ונח מצא חן להציל גם בניו ובנותיו לא מפני שהיה ראוי לכך אבל על צד חנינה זכהו האל ית' לזה

Al di là del Midrash non dimentichiamo che Noach è il primo che pianta una vigna: questa diviene da una parte causa del suo degrado ma dall’altra l’occasione per definire la rettitudine almeno di un pezzo della sua discendenza, con Shem e Jefet che lo coprono.

Forse Noach fa la avdalà con il vino, nel senso che il vino di Noach causa la prima separazione tra i suoi figli e fa emergere Shem che diviene progenitore di Israele e da qui la benedizione che “separa tra Israele ed i popoli” assieme al “settimo giorno dai sei giorni dell’opera”.

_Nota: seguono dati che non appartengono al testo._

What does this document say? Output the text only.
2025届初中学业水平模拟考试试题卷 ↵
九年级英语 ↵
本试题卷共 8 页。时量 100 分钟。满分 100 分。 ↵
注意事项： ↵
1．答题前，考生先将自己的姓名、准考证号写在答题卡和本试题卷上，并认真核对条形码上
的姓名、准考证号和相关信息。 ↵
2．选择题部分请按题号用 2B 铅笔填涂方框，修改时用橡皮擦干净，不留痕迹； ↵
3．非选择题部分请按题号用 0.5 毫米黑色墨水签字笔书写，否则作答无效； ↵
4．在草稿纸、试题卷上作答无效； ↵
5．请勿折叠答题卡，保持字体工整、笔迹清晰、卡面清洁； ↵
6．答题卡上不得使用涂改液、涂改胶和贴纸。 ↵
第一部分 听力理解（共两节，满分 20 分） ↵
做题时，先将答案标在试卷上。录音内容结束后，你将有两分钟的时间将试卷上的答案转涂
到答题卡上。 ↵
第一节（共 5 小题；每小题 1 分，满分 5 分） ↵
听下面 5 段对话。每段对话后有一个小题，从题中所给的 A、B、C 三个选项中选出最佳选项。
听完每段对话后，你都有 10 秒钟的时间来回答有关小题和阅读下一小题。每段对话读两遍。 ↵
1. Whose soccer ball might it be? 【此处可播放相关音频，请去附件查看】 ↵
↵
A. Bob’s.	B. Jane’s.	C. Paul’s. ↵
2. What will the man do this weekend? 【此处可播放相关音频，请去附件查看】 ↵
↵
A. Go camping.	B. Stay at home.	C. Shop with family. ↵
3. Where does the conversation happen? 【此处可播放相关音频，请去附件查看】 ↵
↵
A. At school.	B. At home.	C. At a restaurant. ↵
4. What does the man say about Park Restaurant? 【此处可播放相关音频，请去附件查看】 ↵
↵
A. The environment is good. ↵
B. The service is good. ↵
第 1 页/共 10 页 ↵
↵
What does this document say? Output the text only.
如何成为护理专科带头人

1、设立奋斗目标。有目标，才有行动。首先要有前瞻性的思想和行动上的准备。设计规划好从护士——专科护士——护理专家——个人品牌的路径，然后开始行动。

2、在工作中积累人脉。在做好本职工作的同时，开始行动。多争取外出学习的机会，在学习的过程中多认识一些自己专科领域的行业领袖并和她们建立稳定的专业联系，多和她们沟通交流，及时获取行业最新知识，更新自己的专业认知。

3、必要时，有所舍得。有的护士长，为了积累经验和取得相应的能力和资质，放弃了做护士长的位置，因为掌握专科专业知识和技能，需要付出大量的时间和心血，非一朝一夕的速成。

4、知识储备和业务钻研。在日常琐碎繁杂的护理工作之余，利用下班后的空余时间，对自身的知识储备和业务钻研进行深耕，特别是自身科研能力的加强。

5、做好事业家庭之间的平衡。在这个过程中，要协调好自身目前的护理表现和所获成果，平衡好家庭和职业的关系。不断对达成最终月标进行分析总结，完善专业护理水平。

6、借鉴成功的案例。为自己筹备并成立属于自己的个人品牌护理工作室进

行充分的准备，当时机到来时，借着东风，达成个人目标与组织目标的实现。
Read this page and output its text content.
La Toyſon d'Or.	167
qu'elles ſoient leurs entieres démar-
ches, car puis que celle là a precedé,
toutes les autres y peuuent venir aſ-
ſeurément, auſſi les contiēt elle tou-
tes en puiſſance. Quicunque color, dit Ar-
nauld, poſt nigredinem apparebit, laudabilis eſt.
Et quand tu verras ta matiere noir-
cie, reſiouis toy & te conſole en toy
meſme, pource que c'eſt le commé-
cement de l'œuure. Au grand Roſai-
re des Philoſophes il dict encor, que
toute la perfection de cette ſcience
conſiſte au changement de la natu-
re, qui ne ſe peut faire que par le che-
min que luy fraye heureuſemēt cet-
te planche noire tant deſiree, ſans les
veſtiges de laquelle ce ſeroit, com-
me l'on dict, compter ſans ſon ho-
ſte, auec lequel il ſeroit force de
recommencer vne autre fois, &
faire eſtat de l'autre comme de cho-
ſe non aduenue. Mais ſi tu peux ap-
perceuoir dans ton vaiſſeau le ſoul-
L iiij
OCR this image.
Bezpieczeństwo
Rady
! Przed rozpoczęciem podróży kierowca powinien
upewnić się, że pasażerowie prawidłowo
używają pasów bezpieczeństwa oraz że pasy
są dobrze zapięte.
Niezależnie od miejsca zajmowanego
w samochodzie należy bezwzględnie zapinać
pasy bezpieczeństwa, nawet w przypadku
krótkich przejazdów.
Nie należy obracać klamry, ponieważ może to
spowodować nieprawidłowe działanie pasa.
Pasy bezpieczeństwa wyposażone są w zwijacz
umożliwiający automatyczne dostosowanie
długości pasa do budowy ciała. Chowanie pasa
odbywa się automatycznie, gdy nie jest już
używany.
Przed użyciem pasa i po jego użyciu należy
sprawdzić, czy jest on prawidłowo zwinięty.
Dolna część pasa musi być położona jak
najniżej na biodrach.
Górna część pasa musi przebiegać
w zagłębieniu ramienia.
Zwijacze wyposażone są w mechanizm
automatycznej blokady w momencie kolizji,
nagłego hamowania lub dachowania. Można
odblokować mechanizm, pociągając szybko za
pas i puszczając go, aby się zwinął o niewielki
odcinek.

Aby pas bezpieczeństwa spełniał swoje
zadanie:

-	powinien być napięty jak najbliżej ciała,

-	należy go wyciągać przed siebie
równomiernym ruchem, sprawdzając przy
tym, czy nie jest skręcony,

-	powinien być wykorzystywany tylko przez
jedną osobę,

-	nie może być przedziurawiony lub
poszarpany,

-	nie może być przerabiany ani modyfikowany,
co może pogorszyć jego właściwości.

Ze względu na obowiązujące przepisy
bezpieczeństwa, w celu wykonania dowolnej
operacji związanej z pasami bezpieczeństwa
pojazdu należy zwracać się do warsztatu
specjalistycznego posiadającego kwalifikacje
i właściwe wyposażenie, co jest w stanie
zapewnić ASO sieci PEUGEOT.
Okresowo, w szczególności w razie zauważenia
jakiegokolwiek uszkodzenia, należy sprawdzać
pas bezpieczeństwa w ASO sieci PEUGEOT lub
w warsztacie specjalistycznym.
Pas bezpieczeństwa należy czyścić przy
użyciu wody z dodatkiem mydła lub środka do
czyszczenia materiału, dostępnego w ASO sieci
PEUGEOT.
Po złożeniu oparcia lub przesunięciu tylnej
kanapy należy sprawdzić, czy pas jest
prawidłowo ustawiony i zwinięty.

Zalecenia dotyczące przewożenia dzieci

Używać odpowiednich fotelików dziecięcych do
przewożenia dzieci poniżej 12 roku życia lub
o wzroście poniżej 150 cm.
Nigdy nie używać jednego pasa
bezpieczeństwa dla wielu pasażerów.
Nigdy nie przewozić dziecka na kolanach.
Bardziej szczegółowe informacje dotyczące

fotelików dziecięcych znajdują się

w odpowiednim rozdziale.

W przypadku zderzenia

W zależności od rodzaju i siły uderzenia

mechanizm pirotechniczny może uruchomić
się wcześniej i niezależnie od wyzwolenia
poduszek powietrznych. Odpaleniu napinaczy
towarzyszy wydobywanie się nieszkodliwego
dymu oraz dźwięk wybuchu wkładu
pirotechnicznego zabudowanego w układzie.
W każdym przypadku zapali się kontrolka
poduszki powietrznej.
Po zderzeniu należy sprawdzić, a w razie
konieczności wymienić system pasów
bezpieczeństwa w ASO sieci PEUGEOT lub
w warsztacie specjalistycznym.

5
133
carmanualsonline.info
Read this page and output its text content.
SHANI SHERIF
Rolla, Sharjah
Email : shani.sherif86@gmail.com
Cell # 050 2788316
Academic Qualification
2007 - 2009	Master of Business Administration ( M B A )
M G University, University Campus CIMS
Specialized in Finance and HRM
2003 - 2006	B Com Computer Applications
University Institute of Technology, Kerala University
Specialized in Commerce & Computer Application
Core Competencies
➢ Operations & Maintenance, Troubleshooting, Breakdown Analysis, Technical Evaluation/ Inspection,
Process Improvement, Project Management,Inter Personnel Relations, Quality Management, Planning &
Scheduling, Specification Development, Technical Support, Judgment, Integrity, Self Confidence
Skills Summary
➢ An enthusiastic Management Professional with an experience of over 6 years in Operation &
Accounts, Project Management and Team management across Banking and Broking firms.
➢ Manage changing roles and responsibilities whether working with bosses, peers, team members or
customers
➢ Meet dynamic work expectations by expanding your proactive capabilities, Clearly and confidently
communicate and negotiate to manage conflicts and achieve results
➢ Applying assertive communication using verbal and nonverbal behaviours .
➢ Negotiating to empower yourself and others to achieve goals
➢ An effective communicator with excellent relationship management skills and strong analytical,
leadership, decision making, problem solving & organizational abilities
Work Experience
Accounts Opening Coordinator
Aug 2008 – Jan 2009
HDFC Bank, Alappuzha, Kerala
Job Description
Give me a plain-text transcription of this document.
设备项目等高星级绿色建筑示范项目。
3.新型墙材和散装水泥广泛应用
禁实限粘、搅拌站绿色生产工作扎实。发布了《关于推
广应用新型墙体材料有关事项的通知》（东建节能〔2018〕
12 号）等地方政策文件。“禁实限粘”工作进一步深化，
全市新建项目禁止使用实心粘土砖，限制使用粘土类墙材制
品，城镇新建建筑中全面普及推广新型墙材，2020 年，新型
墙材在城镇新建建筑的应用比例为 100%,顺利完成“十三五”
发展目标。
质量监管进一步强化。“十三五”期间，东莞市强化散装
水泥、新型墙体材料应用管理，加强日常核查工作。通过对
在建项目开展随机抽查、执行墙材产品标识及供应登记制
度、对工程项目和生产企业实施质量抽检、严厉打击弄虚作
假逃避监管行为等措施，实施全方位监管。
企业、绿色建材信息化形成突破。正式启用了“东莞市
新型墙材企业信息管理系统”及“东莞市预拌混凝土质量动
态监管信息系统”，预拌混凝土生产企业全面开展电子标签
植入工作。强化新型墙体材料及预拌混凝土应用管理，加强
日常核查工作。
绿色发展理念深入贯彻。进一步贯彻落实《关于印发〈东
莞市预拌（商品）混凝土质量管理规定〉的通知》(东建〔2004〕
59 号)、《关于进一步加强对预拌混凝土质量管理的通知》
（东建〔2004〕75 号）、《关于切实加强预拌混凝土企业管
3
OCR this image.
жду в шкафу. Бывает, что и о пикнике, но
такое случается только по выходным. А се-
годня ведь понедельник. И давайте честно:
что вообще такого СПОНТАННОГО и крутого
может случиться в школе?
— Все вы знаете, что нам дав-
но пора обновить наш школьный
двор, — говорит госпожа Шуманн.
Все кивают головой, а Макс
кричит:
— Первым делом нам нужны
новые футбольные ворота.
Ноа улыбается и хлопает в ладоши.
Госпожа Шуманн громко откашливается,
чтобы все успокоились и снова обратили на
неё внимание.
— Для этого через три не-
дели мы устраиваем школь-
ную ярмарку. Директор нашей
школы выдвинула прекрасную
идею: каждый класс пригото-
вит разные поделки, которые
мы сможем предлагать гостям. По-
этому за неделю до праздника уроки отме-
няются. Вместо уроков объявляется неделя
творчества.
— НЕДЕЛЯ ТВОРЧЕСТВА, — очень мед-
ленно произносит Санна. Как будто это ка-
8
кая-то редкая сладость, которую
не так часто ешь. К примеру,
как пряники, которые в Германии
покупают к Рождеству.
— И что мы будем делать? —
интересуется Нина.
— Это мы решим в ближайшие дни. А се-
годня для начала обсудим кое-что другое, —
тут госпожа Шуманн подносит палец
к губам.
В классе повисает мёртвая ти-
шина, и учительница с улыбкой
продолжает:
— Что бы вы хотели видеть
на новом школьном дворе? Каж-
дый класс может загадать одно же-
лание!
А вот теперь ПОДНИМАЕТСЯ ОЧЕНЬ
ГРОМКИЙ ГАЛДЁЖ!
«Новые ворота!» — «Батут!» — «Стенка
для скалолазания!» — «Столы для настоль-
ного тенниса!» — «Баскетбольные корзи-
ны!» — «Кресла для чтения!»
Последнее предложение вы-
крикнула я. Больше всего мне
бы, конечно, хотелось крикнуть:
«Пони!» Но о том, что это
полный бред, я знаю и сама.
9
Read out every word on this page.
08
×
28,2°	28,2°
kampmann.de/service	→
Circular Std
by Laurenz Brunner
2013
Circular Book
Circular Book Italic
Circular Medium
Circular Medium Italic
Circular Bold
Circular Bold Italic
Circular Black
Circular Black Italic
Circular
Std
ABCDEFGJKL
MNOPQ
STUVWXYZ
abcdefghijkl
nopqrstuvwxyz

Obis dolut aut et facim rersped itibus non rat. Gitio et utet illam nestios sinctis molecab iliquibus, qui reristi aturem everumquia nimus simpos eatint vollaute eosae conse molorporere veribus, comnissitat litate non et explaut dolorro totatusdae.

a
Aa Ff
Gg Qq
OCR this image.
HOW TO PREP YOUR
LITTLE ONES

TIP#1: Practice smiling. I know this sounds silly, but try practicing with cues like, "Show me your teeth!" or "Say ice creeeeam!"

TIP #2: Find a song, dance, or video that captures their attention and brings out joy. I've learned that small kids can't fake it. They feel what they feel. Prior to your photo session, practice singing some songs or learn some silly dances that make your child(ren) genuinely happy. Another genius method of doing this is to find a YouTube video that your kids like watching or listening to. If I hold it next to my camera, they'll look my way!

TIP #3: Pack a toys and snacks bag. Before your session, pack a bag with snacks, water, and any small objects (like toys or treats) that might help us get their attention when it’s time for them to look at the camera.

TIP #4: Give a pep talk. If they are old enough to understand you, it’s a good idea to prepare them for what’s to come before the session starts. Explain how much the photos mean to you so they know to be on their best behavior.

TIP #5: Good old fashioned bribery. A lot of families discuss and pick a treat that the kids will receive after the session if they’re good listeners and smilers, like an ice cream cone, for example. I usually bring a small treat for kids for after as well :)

Mi sembra molto bello che le tre condizioni di Rabbì Jochannan si manifestano in Noach: il vino della avdalà, i figli da crescere nella Torà e l’abitare in Erez Israel. Secondo il Rambam in Hilchot Melachim infatti Noach costruisce il suo altare a Jerushalaim e da lì parte anche la lotta tra Shem e la discendenza di Cham con Kenaan per il possesso di Erez Israel che circonda tutta la storia di Avraham.

Il Divrè Emet commenta il nostro verso così:

ונח מצא חן כו' דאיתא לזכור בכל יום שבת קודש וזה ונח לשון מנוחה גם בויו הוא ששה ימים עי״ד זה מצא חן גם בעיני ה׳ המשוטטות בכל הארץ שלא יקטרגו עליו. ויש לומר [עוד] בעיני ה׳ להמשיך השפעות רחמים כמו ואבוא אל העין:

Cioè bisogna ricordare lo Shabbat ogni giorno e trascinare nella settimana l’influenza della sua grazia. Noach diventa la menuchà dello Shabbat.

Un'ultima nota. Mi incuriosisce il fatto che tutto il ragionamento dello Shibbolè Haleqet e quindi la fonte per questo sottolineare l’attenzione che si deve porre nella avdalà si basi su un insegnamento di Rabbì Zadok, perché proprio di Shabbat noi romani, e solo noi, ancora usiamo la sua formula della Amidà del venerdì sera, Umeahavatach. Un caso?